The government decision in agreement with the Bombay High Court ruling in the 3200 crore Vodafone tax dispute case will undoubtedly bring cheers for global investors, those battling similar disputes with the Indian taxmen as also prospective India entrants.
In the same decisive breath, the government has finally and formally acknowledged the futility of needless litigation that seeks to unduly stretch hypothetical arguments beyond the boundaries of legal truths. Both developments spell great news for Indian industry and economy going forward.
For those unaware of the facts of the Vodafone case, here’s a brief account of the much-talked about dispute:
Tax authorities Vs Call center Vodafone India Services, a wholly-owned subsidiary of Vodafone Teleservices India Holding Mauritius (both companies owned by Vodafone London)
When Vodafone India issued 2,89,224 equity shares to its Mauritius-based holding company at premium of Rs 8509/- per share, tax authorities placed the arm’s length price at Rs 53,775/- per share and deemed the difference between fair market value and transacted value– Rs 45,266 per share amounting to Rs. 1309 crore – as loan and slashed Rs 88.35 crore as interest amount.
Vodafone India contended that section 92 (1) can’t be enforced since there’s no income from the equity sale. It further cited Section 2(24) (xvi), notes (i) (e) to Section 92B and 92 (2) which respectively state that:
Capital receipts are not part of income unless specifically provided for,
Only the present or future income on account of business revamp alone can be subjected to tax,
And, that the objective of ensuring against overstated losses/understated profits didn’t apply to the Vodafone equity issuance.

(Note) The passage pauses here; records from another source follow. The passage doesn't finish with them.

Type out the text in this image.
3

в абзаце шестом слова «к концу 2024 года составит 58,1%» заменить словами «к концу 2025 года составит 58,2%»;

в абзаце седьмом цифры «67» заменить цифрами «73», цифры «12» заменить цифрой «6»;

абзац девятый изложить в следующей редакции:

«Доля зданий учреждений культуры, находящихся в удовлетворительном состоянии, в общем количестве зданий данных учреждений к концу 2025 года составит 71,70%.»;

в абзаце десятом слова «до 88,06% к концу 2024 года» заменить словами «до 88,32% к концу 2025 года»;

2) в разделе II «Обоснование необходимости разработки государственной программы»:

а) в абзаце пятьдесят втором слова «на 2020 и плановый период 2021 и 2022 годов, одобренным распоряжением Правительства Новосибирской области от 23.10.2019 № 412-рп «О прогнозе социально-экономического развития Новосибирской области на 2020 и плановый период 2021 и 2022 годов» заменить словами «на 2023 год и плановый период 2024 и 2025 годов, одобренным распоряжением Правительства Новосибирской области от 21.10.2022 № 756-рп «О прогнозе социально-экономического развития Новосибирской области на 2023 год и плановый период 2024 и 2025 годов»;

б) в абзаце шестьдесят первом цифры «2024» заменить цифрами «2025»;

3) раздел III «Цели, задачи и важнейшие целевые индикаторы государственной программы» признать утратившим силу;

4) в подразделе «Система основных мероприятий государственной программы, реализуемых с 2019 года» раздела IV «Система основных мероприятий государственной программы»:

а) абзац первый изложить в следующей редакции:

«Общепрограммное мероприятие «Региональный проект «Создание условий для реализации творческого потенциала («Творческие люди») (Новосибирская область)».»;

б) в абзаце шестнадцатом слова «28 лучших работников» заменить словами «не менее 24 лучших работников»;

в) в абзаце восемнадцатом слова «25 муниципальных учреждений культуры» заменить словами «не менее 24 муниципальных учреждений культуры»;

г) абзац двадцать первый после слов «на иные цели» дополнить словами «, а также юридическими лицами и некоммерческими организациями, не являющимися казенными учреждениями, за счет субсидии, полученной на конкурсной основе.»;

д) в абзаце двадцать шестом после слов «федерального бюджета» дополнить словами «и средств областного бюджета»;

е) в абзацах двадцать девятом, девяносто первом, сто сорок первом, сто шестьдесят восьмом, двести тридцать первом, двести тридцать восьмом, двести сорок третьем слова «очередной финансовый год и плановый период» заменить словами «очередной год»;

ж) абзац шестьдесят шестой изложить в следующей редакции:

Vodafone moved the Bombay High court against the tax diktat which in turn instructed the Dispute Resolution Panel to decide on the matter. The Panel upheld the Assessing officer’s jurisdiction to impose Chapter X following which Vodafone again moved the Bombay High Court. The court ruled in favor of Vodafone on October 10 rightly pointing out the difference between charge of tax and measure of tax. It held that the issue of shares at a premium by Vodafone India to its non-resident holding company did not result in income from the international transaction.
The government nod to Attorney General Mukul Rohatgi’s counsel against challenging the High Court decision has brought a conclusive end to this unduly lingering issue. It was amply evident, all along, that when a wholly owned subsidiary issues additional to its holding company, the capital inflow has no impact whatsoever on its income. And in the absence of any ensuing income, arm’s length pricing is devoid of the very coordinate plane to support its applicability. The tax authorities clearly went too far in their hypothetical arguments, whether in misconstruing the inclusivity of the income definition as per statute or taking recourse in seemingly accommodating words like ‘any income from an international transaction’, turning more wishful than wise in their desperate contention.
The Attorney General’s momentous ‘advice’ on the Vodafone case is not a brownie point for the ruling government as it is being made out to be. It’s a supremely objective opinion on a sticky issue forcibly made sentient by tax authorities all this while. No wonder, his favorite book is Ayn Rand's ‘Atlas Shrugged’: the most authoritative endorsement of the virtues of objectivism which in the context of law courts implies settlement of disputes according to objectively defined laws.